Happily single and sorry Mr. Right: I'm not chasing you

MFH and I during our drag racing days.

The farther I travel down the roads of widowhood and of being single, the more I wonder about relationships.

Don’t get me wrong. At this time in my life, I have zero desire to date. Prior to my trip, I thought I might. I tried out a dating website, had a few encounters and met a lovely man for coffee. I then went travelling, thought about him once and came home exhilarated from my solo experience. 


I liked not answering to anyone. I liked the freedom to do what I want. I like that I have what I have and am dependent only on myself. Right now, this is what makes me happy.


However, it doesn’t stop me from being curious about relationships and, more specifically, if I was to meet someone, how that relationship would be different than my marriage with My Favourite Husband (MFH).


Of course, any man would be different because everyone is unique. But, aside from that, what would a relationship in my late 50s look like and feel like versus a relationship in my late 20s?


When I met MFH, we wanted to build a life together and thought we had a lifetime ahead of us. Now, when I look ahead, I don’t see an endless road. I’m keenly aware I’ve passed the peak and am now traversing the downhill slope of my years left. I’m not sad about it. Not in the least. I’ve been blessed living the life I have. But I don’t have the years ahead to build a life in the way I did before. I’m not sure I would, even if it held interest for me.


So, based on the facts that my years ahead are more limited, I’m not interested in building a life  together the way I was years ago. I’m financially independent and secure. What would a relationship even look like? And what would the man in that relationship look like? Not physically but what’s inside. Am I attracted to a man with the same characteristics and qualities MFH had? Or have I changed so much that I hold different values in what might be a successful relationship?


I don’t believe there’s only one person or one soulmate for us. I believe we meet people who are right for us in that time and space in our lives. And if we choose to build a life together, then we also need to grow together if we want our relationship to be successful. If we don’t, we can co-exist but the building process stops. We become complacent with the status quo and complacency can lead to drifting apart. It’s not that we don’t love or care about each other but we just begin to lead separate lives. 


It happened to me. 


Prior to MFH becoming ill, we had drifted apart. Our interests were different. There was love and friendship. There was respect. But common interests began to dwindle. We had stopped drag racing and we didn’t work on finding interests together that would replace it. 

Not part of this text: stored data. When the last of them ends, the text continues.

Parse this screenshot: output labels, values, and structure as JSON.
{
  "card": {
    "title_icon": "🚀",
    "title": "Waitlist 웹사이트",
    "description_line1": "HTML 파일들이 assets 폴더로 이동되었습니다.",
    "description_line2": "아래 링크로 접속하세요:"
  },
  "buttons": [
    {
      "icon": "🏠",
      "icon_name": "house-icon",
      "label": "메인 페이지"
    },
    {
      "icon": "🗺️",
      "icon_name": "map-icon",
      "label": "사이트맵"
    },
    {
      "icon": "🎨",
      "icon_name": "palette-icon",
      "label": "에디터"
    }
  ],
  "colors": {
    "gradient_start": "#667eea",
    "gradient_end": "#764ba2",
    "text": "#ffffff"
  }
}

When he became ill, we switched gears into survival mode and whatever he was interested in was what we did because finding things outside of managing an illness and being a caregiver was rare. Our common interest became hanging out in a dialysis unit and having lunch together sitting in his truck, listening to a podcast. And I loved those times because it was something we did together. I did think, once or twice, what would’ve happened if he had lived? Would we have made an effort to find things that made us discover something new about each other? Would we have co-existed in complacency? Would we have travelled our own paths? I don’t dwell on it, though, because It falls under 'what will never be.' The end was written the way it was meant to be written. 


That brings me back to my current thoughts. Will I meet a Mr. Right for who I am now? The woman who’s vastly different than I was almost three years ago. If I did, what would I look for to even begin to consider spending serious time with him? Even though I’m older, is there a man out there to grow with? Someone who’s interested in pursuing new things together in addition to teaching me what he’s interested in? And learning about things that I enjoy pursuing?


Or am I at the age where I’m set in my ways as any potential partner would be? I love the life I’m living now and, no matter how people tell me, “You’re so amazing; some guy will be lucky to be with you," is there? Is there actually a man out there who’s willing to try growing together? Who’s willing to shake up his life to include me? 


Maybe. Maybe there is a Mr. Right.


If there is, I look forward to him finding me.

Comments

  1. This is me, although only 18months in and ten years older than you. But I’m loving being accountable to only myself and leaning in to this new reality. Don’t know that I’ll ever “be ready” or interesting to someone else and at this point, I’m good with that. Love the drawing btw, may I use it?